The LiveWire is considered one of Harley’s most costly choices. Only the priciest trikes — three-wheeled bikes — and customized traveling motorcycles price extra.

Meanwhile, many entry-level motorcycles are to be had for lower than $10,000. Electric fashions from Zero — most definitely the best-known manufacturer of electrical bikes so far — vary from $eight,500 to $16,000, whilst different electrical bike start-u.s.are promising even inexpensive costs.

Harley lovers at a Washington, D.C., bike display illustrate the problem the corporate faces because it tries to marketplace the LiveWire.

Mike Anderson, of Alexandria, Va., is dressed in a vest with a great quantity of Harley Owners Group patches. He sprang for considered one of Harley’s priciest motorcycles. But the LiveWire?

“It’s going to be a great bike,” he says. “But to me, you know, I’m old-school. … You buy a Harley because you like the sound and the look and the feel, and the LiveWire of course is 180 degrees opposite of that.”
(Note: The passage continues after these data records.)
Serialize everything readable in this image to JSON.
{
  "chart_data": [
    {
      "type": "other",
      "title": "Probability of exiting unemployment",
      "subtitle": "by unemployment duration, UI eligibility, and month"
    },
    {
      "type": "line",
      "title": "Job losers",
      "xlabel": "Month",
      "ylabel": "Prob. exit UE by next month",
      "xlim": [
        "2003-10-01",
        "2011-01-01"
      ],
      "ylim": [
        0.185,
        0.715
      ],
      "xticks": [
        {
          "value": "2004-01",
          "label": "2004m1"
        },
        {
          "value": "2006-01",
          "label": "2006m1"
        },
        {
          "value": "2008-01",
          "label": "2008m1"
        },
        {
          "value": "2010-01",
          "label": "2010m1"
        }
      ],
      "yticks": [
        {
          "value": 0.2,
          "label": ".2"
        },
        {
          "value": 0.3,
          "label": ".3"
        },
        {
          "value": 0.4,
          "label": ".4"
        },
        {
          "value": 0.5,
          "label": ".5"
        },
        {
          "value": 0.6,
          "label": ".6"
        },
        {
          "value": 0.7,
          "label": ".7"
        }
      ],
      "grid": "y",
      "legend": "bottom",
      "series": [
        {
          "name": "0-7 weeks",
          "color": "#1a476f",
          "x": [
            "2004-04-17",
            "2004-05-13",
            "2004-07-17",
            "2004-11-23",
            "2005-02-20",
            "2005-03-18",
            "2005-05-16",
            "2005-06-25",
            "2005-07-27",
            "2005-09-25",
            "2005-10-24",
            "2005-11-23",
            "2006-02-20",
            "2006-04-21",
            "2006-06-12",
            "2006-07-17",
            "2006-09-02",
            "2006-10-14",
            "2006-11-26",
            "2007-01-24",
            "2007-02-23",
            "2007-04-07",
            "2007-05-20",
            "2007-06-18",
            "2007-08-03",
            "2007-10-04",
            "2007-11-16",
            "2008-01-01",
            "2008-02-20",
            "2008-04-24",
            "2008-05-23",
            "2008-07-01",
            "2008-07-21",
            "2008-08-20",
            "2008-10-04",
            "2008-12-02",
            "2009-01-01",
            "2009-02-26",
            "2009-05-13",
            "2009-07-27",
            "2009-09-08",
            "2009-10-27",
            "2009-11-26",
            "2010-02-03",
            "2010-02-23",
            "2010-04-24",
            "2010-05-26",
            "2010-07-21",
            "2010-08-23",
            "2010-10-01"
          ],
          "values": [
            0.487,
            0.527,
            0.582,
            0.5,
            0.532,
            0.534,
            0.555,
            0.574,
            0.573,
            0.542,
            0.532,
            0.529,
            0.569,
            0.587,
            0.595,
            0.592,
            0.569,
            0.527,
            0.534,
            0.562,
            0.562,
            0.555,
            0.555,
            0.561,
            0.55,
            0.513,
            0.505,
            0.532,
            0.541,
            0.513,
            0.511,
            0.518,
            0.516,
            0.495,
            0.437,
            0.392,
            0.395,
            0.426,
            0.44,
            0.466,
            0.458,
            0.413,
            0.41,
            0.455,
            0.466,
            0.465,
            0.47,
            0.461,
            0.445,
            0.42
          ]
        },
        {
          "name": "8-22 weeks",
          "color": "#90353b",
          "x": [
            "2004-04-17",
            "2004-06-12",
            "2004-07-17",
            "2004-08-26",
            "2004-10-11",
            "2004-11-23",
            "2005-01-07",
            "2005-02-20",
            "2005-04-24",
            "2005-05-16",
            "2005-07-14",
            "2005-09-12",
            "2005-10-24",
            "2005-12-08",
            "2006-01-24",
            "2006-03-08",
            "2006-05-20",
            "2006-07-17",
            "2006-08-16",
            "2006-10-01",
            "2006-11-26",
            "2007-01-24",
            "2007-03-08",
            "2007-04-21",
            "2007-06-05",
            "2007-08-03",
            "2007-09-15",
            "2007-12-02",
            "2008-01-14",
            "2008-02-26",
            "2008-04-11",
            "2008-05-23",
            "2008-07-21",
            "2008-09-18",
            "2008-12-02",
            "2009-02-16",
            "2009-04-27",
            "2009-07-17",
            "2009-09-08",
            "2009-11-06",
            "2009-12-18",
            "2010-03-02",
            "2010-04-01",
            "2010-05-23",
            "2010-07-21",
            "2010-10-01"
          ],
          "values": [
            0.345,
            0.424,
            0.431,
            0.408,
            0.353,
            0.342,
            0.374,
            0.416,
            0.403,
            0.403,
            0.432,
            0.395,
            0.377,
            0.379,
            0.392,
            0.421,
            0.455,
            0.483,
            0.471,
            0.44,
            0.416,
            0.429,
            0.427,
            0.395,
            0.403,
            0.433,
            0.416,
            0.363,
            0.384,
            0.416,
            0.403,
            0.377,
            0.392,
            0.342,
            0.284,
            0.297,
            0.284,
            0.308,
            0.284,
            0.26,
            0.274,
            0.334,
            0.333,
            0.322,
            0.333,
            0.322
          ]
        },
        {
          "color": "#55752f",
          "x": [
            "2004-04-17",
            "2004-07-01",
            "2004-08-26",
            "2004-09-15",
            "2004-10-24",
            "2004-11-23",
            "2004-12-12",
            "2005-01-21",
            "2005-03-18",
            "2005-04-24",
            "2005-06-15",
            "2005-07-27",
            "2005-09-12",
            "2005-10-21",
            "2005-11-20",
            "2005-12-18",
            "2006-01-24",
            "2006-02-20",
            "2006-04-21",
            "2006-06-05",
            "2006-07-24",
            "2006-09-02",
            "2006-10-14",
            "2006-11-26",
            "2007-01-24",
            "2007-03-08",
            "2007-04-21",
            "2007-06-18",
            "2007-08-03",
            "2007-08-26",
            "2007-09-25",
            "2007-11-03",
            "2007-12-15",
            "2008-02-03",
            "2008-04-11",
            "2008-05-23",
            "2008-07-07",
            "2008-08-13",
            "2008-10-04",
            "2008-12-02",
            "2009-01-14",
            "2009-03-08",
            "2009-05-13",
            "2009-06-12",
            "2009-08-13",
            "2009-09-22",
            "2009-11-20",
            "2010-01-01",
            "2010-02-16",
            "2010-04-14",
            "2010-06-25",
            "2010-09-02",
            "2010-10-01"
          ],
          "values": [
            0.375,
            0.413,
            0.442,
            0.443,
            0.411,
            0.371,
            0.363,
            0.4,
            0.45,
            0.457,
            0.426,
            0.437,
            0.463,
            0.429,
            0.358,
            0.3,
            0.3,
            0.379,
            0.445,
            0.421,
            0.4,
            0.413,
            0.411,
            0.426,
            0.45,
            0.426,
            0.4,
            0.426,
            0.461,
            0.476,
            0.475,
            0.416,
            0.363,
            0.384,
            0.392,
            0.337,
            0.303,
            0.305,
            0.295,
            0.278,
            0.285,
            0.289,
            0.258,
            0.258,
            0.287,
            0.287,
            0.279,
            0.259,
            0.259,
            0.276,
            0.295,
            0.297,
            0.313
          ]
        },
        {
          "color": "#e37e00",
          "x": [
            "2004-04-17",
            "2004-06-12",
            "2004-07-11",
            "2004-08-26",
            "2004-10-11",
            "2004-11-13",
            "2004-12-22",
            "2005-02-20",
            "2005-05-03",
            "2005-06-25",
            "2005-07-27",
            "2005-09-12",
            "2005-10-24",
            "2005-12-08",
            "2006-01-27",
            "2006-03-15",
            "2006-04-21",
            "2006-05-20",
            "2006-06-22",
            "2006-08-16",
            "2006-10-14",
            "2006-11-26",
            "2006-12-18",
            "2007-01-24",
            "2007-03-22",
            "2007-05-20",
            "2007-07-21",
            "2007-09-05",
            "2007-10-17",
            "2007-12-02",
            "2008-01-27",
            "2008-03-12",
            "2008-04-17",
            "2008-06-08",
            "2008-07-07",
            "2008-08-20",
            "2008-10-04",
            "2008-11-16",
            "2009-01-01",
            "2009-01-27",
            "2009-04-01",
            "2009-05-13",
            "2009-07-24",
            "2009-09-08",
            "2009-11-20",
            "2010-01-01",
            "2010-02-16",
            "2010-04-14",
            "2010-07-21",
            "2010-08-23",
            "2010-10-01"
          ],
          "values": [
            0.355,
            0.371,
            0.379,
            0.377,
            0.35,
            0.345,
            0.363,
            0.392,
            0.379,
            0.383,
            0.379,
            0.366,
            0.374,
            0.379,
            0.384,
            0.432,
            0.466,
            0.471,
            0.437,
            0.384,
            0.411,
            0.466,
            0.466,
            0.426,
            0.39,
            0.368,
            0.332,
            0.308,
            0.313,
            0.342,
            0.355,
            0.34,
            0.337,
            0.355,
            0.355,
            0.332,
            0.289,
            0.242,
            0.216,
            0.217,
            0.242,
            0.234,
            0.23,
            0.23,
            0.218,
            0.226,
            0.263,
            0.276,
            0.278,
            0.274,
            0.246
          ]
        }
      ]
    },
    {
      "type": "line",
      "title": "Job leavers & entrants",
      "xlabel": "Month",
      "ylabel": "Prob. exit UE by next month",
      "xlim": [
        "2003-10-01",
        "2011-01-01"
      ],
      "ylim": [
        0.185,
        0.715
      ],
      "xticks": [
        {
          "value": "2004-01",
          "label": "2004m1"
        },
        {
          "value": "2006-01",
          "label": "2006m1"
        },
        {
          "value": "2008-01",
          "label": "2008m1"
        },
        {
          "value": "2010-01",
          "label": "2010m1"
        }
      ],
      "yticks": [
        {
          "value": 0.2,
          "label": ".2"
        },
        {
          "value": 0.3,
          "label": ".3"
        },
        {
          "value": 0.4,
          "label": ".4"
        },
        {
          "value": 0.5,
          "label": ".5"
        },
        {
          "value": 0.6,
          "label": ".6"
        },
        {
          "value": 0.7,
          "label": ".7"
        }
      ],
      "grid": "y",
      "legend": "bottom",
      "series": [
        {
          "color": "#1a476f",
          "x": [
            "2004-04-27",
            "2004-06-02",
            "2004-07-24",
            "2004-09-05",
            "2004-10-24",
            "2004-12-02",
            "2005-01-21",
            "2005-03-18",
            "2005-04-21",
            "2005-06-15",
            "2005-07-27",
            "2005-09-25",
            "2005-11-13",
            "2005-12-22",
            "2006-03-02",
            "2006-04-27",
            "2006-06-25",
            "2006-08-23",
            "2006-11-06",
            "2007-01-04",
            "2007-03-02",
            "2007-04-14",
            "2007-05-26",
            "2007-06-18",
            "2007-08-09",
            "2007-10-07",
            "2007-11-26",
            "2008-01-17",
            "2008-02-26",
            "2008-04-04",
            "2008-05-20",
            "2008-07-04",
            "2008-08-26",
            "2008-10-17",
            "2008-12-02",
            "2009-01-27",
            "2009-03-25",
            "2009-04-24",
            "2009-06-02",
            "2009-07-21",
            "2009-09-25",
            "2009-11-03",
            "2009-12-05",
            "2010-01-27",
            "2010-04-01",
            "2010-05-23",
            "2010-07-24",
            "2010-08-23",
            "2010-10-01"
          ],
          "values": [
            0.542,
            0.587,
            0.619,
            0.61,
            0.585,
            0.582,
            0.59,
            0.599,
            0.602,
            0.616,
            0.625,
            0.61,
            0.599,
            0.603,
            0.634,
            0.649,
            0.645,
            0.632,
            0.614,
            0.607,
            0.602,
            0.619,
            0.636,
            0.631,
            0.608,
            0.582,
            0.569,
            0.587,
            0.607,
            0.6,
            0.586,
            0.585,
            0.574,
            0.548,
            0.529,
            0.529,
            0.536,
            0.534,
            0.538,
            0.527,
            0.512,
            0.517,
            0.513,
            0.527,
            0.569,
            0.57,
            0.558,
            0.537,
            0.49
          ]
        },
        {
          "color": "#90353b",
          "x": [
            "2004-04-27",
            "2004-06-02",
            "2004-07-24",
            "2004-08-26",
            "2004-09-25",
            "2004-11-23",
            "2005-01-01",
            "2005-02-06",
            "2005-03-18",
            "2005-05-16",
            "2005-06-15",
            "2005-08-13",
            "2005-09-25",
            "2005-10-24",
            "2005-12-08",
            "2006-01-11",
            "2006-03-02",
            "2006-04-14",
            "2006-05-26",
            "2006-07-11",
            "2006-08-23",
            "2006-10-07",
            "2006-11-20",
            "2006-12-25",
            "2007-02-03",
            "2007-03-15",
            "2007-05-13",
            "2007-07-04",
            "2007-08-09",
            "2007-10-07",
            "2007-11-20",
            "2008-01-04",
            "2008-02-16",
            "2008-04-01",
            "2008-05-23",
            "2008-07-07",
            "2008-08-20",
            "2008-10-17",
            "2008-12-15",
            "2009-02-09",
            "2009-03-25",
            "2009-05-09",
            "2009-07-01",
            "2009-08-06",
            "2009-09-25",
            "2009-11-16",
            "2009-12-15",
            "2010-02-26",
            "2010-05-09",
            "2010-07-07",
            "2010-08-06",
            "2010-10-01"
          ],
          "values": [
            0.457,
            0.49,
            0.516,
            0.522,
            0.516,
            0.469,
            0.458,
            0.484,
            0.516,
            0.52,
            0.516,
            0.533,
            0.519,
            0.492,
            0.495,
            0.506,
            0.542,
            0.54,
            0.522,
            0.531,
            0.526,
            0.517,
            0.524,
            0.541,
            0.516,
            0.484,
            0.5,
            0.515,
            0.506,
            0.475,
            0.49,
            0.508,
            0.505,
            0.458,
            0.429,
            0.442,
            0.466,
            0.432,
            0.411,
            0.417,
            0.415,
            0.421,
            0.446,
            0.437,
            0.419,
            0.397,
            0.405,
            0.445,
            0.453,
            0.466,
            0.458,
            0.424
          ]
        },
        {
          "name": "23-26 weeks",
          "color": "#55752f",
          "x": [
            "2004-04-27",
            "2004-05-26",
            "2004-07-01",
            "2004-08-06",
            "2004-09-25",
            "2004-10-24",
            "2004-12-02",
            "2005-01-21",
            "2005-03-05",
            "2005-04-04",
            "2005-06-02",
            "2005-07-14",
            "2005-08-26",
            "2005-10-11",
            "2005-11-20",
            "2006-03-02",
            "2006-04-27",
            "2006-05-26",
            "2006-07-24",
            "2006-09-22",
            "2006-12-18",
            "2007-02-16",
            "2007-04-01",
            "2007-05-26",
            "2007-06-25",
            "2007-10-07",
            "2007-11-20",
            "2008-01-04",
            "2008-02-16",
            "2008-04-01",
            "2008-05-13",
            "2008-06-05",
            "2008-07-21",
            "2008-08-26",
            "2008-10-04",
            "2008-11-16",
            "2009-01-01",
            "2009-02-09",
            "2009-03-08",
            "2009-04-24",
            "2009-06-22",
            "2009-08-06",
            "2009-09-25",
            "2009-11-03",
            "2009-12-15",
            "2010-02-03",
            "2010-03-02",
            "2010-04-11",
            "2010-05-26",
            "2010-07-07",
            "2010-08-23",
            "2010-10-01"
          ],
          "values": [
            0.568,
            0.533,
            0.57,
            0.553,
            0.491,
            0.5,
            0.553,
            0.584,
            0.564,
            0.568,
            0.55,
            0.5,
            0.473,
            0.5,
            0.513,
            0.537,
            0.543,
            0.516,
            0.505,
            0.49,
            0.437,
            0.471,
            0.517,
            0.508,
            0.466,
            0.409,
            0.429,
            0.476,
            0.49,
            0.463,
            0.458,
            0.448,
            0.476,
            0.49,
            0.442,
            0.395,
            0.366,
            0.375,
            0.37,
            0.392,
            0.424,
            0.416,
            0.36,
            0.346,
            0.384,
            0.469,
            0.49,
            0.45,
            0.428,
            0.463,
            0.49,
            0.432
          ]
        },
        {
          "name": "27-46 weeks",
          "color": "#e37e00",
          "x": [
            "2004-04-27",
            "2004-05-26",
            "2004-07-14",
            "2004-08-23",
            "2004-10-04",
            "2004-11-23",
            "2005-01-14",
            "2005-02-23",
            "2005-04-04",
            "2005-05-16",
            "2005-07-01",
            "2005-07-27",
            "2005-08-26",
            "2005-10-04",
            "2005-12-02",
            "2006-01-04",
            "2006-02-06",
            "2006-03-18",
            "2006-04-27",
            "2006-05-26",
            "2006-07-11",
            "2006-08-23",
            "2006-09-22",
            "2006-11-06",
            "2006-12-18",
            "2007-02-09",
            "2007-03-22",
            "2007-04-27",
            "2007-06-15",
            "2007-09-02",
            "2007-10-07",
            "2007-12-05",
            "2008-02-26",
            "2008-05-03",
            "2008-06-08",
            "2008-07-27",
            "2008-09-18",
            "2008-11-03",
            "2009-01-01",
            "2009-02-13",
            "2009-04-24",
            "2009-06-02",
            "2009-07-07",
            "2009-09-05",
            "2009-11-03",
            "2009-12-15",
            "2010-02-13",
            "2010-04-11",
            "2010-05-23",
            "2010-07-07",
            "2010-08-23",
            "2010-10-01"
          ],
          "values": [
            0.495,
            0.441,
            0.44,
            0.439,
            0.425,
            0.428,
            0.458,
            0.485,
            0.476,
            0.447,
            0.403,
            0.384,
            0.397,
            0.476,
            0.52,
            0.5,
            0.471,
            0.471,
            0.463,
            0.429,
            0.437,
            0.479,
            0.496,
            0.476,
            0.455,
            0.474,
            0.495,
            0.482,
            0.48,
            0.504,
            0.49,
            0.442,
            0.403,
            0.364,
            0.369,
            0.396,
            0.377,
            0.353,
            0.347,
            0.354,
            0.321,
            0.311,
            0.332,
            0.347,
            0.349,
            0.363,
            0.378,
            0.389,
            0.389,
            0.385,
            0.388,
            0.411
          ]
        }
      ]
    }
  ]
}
Then there may be David Lutzow, of Pasadena, Md. He thinks it is nice for the surroundings that Harley’s going electrical, and he’d like to look and listen to a LiveWire in individual. But …

“I’m not sure if it’s going to catch on,” he says. “I think it will attract the younger people — they call them, what, millennials or whatever? I think it will attract that group, other than 59-year-old farts like myself.”

And the ones millennials?

Andrew Delgado, of Woodbridge Va., is 28, and does not have a bike but. He says an electrical bike sounds cool. But the cost tag — “that’s not cool,” he says.

“I do like the idea,” he says. “Just not the price of it.”

He’s surfing bikes together with his younger daughter, dreaming of shopping for one in the future — for a 3rd of the cost of a LiveWire.